Unnamed: 0,product_name,month,total,refunds,refund_pct
0,The Birthday Sugar Panda,2013-12,139,6.0,4.316547
1,The Birthday Sugar Panda,2014-01,200,13.0,6.500000
2,The Birthday Sugar Panda,2014-02,211,14.0,6.635071
3,The Birthday Sugar Panda,2014-03,244,14.0,5.737705
4,The Birthday Sugar Panda,2014-04,267,18.0,6.741573
...,...,...,...,...,...
89,The Original Mr. Fuzzy,2014-11,1451,31.0,2.136458
90,The Original Mr. Fuzzy,2014-12,1584,75.0,4.734848
91,The Original Mr. Fuzzy,2015-01,1392,50.0,3.591954
92,The Original Mr. Fuzzy,2015-02,1113,42.0,3.773585


In [44]:
import plotly.express as px

df['month'] = df['created_at'].dt.to_period('M').astype(str)
refunds['month'] = refunds['created_at'].dt.to_period('M').astype(str)

total_pm = df.groupby(['product_name', 'month']).size().reset_index(name='total')
refund_pm = refunds.groupby(['product_name', 'month']).size().reset_index(name='refunds')
rate = total_pm.merge(refund_pm, on=['product_name', 'month'], how='left').fillna(0)
rate['refund_pct'] = (rate['refunds'] / rate['total'] * 100).round(1)
heat = rate.pivot(index='product_name', columns='month', values='refund_pct').fillna(0)
fig2 = px.imshow(
    heat,
    text_auto=True,  
    color_continuous_scale='Blues',
    title='Refund % per Product per Month'
)
fig2.update_layout(
    xaxis_title='Month',
    yaxis_title='Product'
)

fig2.show()


* Shows refund percentage for each product across different months.
* Darker colors indicate higher refund rates.
* Helps identify problematic products and time periods with more refunds.

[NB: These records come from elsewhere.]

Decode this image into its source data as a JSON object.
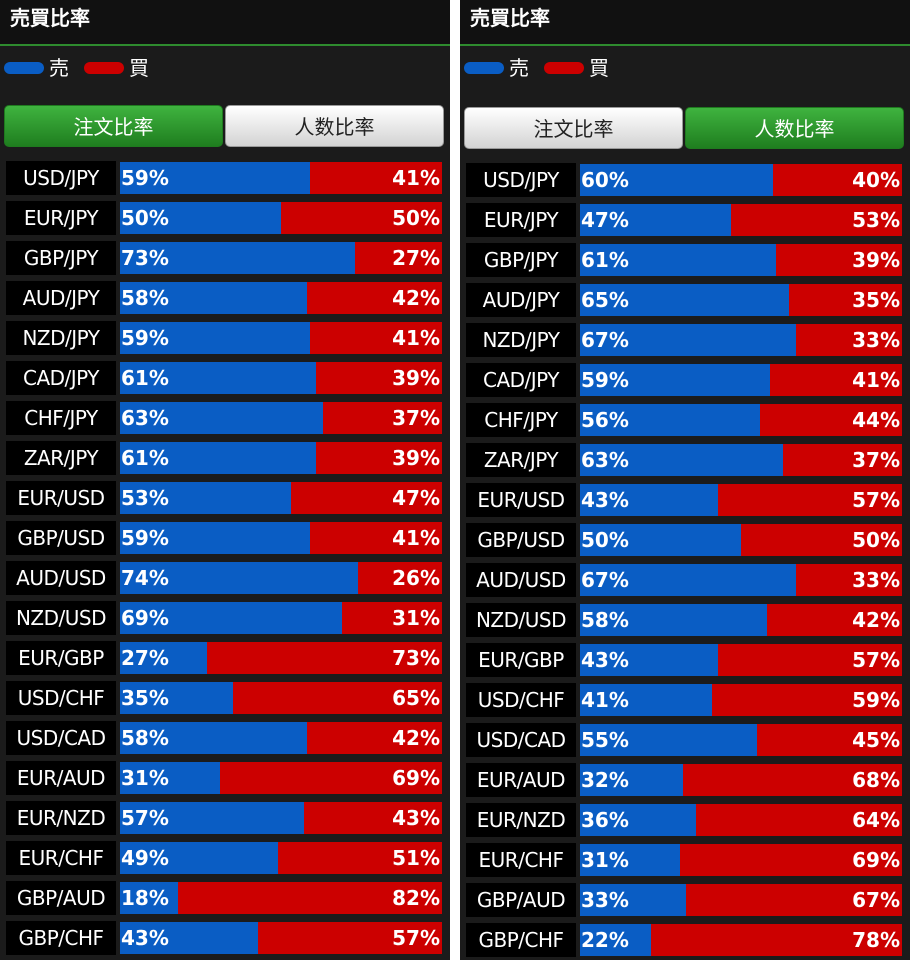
{
  "colors": {
    "sell": "#0a5dc4",
    "buy": "#cc0000",
    "active_tab": "#2e9b2e",
    "background": "#1b1b1b"
  },
  "panels": [
    {
      "title": "売買比率",
      "legend": {
        "sell": "売",
        "buy": "買"
      },
      "tabs": [
        {
          "label": "注文比率",
          "active": true
        },
        {
          "label": "人数比率",
          "active": false
        }
      ],
      "rows": [
        {
          "pair": "USD/JPY",
          "sell": 59,
          "buy": 41,
          "sell_label": "59%",
          "buy_label": "41%"
        },
        {
          "pair": "EUR/JPY",
          "sell": 50,
          "buy": 50,
          "sell_label": "50%",
          "buy_label": "50%"
        },
        {
          "pair": "GBP/JPY",
          "sell": 73,
          "buy": 27,
          "sell_label": "73%",
          "buy_label": "27%"
        },
        {
          "pair": "AUD/JPY",
          "sell": 58,
          "buy": 42,
          "sell_label": "58%",
          "buy_label": "42%"
        },
        {
          "pair": "NZD/JPY",
          "sell": 59,
          "buy": 41,
          "sell_label": "59%",
          "buy_label": "41%"
        },
        {
          "pair": "CAD/JPY",
          "sell": 61,
          "buy": 39,
          "sell_label": "61%",
          "buy_label": "39%"
        },
        {
          "pair": "CHF/JPY",
          "sell": 63,
          "buy": 37,
          "sell_label": "63%",
          "buy_label": "37%"
        },
        {
          "pair": "ZAR/JPY",
          "sell": 61,
          "buy": 39,
          "sell_label": "61%",
          "buy_label": "39%"
        },
        {
          "pair": "EUR/USD",
          "sell": 53,
          "buy": 47,
          "sell_label": "53%",
          "buy_label": "47%"
        },
        {
          "pair": "GBP/USD",
          "sell": 59,
          "buy": 41,
          "sell_label": "59%",
          "buy_label": "41%"
        },
        {
          "pair": "AUD/USD",
          "sell": 74,
          "buy": 26,
          "sell_label": "74%",
          "buy_label": "26%"
        },
        {
          "pair": "NZD/USD",
          "sell": 69,
          "buy": 31,
          "sell_label": "69%",
          "buy_label": "31%"
        },
        {
          "pair": "EUR/GBP",
          "sell": 27,
          "buy": 73,
          "sell_label": "27%",
          "buy_label": "73%"
        },
        {
          "pair": "USD/CHF",
          "sell": 35,
          "buy": 65,
          "sell_label": "35%",
          "buy_label": "65%"
        },
        {
          "pair": "USD/CAD",
          "sell": 58,
          "buy": 42,
          "sell_label": "58%",
          "buy_label": "42%"
        },
        {
          "pair": "EUR/AUD",
          "sell": 31,
          "buy": 69,
          "sell_label": "31%",
          "buy_label": "69%"
        },
        {
          "pair": "EUR/NZD",
          "sell": 57,
          "buy": 43,
          "sell_label": "57%",
          "buy_label": "43%"
        },
        {
          "pair": "EUR/CHF",
          "sell": 49,
          "buy": 51,
          "sell_label": "49%",
          "buy_label": "51%"
        },
        {
          "pair": "GBP/AUD",
          "sell": 18,
          "buy": 82,
          "sell_label": "18%",
          "buy_label": "82%"
        },
        {
          "pair": "GBP/CHF",
          "sell": 43,
          "buy": 57,
          "sell_label": "43%",
          "buy_label": "57%"
        }
      ]
    },
    {
      "title": "売買比率",
      "legend": {
        "sell": "売",
        "buy": "買"
      },
      "tabs": [
        {
          "label": "注文比率",
          "active": false
        },
        {
          "label": "人数比率",
          "active": true
        }
      ],
      "rows": [
        {
          "pair": "USD/JPY",
          "sell": 60,
          "buy": 40,
          "sell_label": "60%",
          "buy_label": "40%"
        },
        {
          "pair": "EUR/JPY",
          "sell": 47,
          "buy": 53,
          "sell_label": "47%",
          "buy_label": "53%"
        },
        {
          "pair": "GBP/JPY",
          "sell": 61,
          "buy": 39,
          "sell_label": "61%",
          "buy_label": "39%"
        },
        {
          "pair": "AUD/JPY",
          "sell": 65,
          "buy": 35,
          "sell_label": "65%",
          "buy_label": "35%"
        },
        {
          "pair": "NZD/JPY",
          "sell": 67,
          "buy": 33,
          "sell_label": "67%",
          "buy_label": "33%"
        },
        {
          "pair": "CAD/JPY",
          "sell": 59,
          "buy": 41,
          "sell_label": "59%",
          "buy_label": "41%"
        },
        {
          "pair": "CHF/JPY",
          "sell": 56,
          "buy": 44,
          "sell_label": "56%",
          "buy_label": "44%"
        },
        {
          "pair": "ZAR/JPY",
          "sell": 63,
          "buy": 37,
          "sell_label": "63%",
          "buy_label": "37%"
        },
        {
          "pair": "EUR/USD",
          "sell": 43,
          "buy": 57,
          "sell_label": "43%",
          "buy_label": "57%"
        },
        {
          "pair": "GBP/USD",
          "sell": 50,
          "buy": 50,
          "sell_label": "50%",
          "buy_label": "50%"
        },
        {
          "pair": "AUD/USD",
          "sell": 67,
          "buy": 33,
          "sell_label": "67%",
          "buy_label": "33%"
        },
        {
          "pair": "NZD/USD",
          "sell": 58,
          "buy": 42,
          "sell_label": "58%",
          "buy_label": "42%"
        },
        {
          "pair": "EUR/GBP",
          "sell": 43,
          "buy": 57,
          "sell_label": "43%",
          "buy_label": "57%"
        },
        {
          "pair": "USD/CHF",
          "sell": 41,
          "buy": 59,
          "sell_label": "41%",
          "buy_label": "59%"
        },
        {
          "pair": "USD/CAD",
          "sell": 55,
          "buy": 45,
          "sell_label": "55%",
          "buy_label": "45%"
        },
        {
          "pair": "EUR/AUD",
          "sell": 32,
          "buy": 68,
          "sell_label": "32%",
          "buy_label": "68%"
        },
        {
          "pair": "EUR/NZD",
          "sell": 36,
          "buy": 64,
          "sell_label": "36%",
          "buy_label": "64%"
        },
        {
          "pair": "EUR/CHF",
          "sell": 31,
          "buy": 69,
          "sell_label": "31%",
          "buy_label": "69%"
        },
        {
          "pair": "GBP/AUD",
          "sell": 33,
          "buy": 67,
          "sell_label": "33%",
          "buy_label": "67%"
        },
        {
          "pair": "GBP/CHF",
          "sell": 22,
          "buy": 78,
          "sell_label": "22%",
          "buy_label": "78%"
        }
      ]
    }
  ]
}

Revenue trends, number of orders, refund order values ( line graph)

In [23]:
orders['month'] = orders['created_at'].dt.to_period('M').astype(str)
order_item_refunds['month'] = order_item_refunds['created_at'].dt.to_period('M').astype(str)
revenue_trend = orders.groupby('month')['price_usd'].sum().reset_index(name='revenue')

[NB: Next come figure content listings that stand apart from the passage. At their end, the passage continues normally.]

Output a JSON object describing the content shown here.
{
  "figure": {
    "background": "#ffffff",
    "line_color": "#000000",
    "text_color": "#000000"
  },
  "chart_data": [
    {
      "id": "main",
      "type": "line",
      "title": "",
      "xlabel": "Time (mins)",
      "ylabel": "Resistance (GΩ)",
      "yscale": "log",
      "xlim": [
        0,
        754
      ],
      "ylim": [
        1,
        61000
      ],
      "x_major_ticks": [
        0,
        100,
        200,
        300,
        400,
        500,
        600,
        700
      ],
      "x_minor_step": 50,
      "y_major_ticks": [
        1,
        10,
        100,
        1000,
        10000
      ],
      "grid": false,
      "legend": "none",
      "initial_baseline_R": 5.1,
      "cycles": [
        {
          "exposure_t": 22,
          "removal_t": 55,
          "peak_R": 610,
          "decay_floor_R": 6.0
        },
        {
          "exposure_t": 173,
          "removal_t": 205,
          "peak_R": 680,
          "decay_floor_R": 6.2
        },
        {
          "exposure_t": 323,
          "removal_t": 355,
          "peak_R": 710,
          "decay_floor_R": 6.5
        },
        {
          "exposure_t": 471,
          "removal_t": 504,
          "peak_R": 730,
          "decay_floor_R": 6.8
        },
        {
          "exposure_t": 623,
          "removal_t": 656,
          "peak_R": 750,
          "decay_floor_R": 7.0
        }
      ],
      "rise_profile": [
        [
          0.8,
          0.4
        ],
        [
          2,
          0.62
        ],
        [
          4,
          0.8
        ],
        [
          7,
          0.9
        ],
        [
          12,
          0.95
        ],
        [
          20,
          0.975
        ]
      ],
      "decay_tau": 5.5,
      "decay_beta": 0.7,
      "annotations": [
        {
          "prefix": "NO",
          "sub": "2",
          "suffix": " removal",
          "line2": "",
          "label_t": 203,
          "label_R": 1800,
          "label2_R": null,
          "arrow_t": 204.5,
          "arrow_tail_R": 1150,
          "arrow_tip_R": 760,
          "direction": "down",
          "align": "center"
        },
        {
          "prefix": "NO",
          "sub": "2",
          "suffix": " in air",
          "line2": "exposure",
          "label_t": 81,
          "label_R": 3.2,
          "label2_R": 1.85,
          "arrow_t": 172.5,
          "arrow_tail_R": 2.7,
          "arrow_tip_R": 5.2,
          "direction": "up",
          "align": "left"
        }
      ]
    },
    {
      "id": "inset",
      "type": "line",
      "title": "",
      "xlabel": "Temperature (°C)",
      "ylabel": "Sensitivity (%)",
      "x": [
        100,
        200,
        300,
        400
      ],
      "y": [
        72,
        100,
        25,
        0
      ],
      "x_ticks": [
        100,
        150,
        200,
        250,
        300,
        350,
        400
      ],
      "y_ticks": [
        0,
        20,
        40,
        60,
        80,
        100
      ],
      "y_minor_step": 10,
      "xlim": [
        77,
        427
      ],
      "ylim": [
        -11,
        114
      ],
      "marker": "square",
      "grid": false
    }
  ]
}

orders_trend = orders.groupby('month').size().reset_index(name='orders_count')

refund_trend = order_item_refunds.groupby('month')['refund_amount_usd'].sum().reset_index(name='refund_amount')

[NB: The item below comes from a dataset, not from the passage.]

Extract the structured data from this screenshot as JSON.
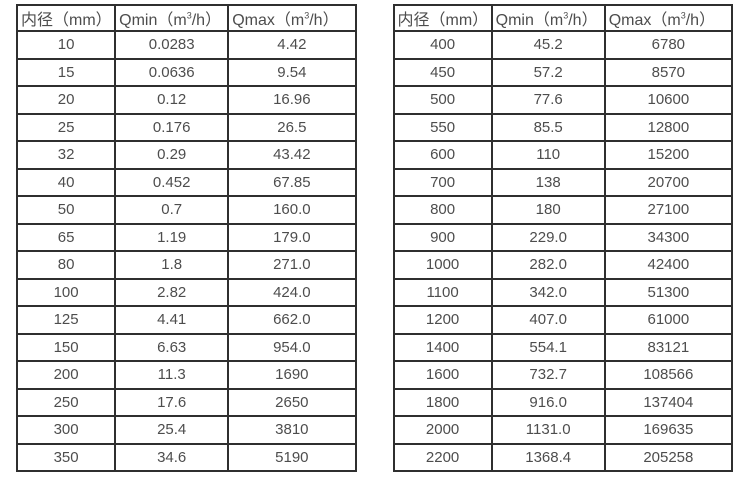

trend = revenue_trend.merge(orders_trend, on='month', how='left').merge(refund_trend, on='month', how='left').fillna(0)


In [33]:
import plotly.express as px

fig = px.line(trend,x='month',y=['revenue', 'orders_count', 'refund_amount'],title='Revenue, Orders, and Refund Trends Over Time',markers=True)

fig.show()


* Shows trends of revenue, number of orders, and refund amount over time.
* Revenue and orders show an overall increasing trend.
* Refund amounts fluctuate and show some spikes in certain periods.

New Vs Repeat Customer

In [None]:
cust_orders = orders.groupby('user_id').size()
new_customers = (cust_orders == 1).sum()
repeat_customers = (cust_orders > 1).sum()
data = {'type': ['New Customers', 'Repeat Customers'],'count': [new_customers, repeat_customers]}
fig = px.pie(names=data['type'],values=data['count'],title='New vs Repeat Customers')
fig.show()


* Compares new customers and repeat customers.
* Majority of customers are new customers.
* Indicates good customer acquisition but low repeat purchase rate.

In [32]:
refund_product = refunds.groupby('product_name')['refund_amount_usd'].sum().reset_index()

px.pie(refund_product,names='product_name',values='refund_amount_usd',title='Refund Amount per Product').show()


* Shows how total refund amount is distributed across products.
* The Original Mr. Fuzzy has the highest share of refunds.
* Other products contribute smaller portions to total refund cost.